The Castañeda was designed by Pasadena architect Frederick Roehrig and was the first example of Mission Revival architecture in New Mexico, as well as the first Mission-style Harvey house. As such, it served as a prototype for later buildings constructed by the Santa Fe Railway, like the Alvarado Hotel. The Castañeda is a two-story, U-shaped brick building surrounding a central courtyard that opens onto the railroad tracks. A 500 ft long arcade wraps around the front and sides of the hotel. The two side wings terminate in curved, Mission-style gables, and there is a tall bell tower above the main entrance.

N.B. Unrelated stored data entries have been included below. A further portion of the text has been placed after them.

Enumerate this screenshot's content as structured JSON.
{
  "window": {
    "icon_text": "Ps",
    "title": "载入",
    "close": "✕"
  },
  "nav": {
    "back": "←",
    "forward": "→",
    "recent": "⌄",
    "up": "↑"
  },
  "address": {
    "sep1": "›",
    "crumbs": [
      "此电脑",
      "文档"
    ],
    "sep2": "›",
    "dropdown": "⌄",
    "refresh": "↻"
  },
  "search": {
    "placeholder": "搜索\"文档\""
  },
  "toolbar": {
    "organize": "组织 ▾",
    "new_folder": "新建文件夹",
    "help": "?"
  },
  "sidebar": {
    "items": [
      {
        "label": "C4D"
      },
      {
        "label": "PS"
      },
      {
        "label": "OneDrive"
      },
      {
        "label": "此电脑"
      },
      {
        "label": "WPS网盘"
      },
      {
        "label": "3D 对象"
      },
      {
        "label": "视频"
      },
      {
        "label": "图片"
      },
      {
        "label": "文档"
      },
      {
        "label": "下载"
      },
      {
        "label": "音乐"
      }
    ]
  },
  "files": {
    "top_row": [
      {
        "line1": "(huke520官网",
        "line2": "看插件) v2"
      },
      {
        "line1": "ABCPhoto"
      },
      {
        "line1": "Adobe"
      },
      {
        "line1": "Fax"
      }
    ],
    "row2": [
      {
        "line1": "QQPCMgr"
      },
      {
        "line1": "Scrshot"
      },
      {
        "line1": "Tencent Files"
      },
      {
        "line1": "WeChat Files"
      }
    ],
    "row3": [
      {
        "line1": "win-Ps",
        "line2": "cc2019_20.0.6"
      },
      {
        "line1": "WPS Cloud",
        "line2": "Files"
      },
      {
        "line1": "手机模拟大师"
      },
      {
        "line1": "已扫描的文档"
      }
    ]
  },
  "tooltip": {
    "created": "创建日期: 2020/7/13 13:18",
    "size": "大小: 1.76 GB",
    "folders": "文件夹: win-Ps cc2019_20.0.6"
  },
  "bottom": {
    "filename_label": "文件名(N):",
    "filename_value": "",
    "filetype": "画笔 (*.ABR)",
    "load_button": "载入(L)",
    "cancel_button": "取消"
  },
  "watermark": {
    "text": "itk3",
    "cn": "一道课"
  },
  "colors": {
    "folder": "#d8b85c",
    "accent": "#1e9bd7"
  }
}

The interior of the hotel contains about 30000 ft2 of space plus a large, uninsulated attic space and partial basements under the north and south wings. The south basement contains mechanical equipment, while the north basement was used for storage. In its original configuration, the hotel's ground floor contained a 108-seat dining room, 50-seat lunch counter, and a newsstand. The second floor housed 37 guest rooms.

==In popular culture==
The Castañeda appeared in the 1984 film Red Dawn, in which Las Vegas stood in for the fictional town of Calumet, Colorado, which is invaded by Soviet troops. The hotel was used as the Soviet army headquarters in the film. It also appeared in the 1994 film Speechless as the location where the main characters, played by Geena Davis and Michael Keaton, first meet.
The Castañeda is featured in an episode of "Ghost Adventures" on the Travel Channel, March 23.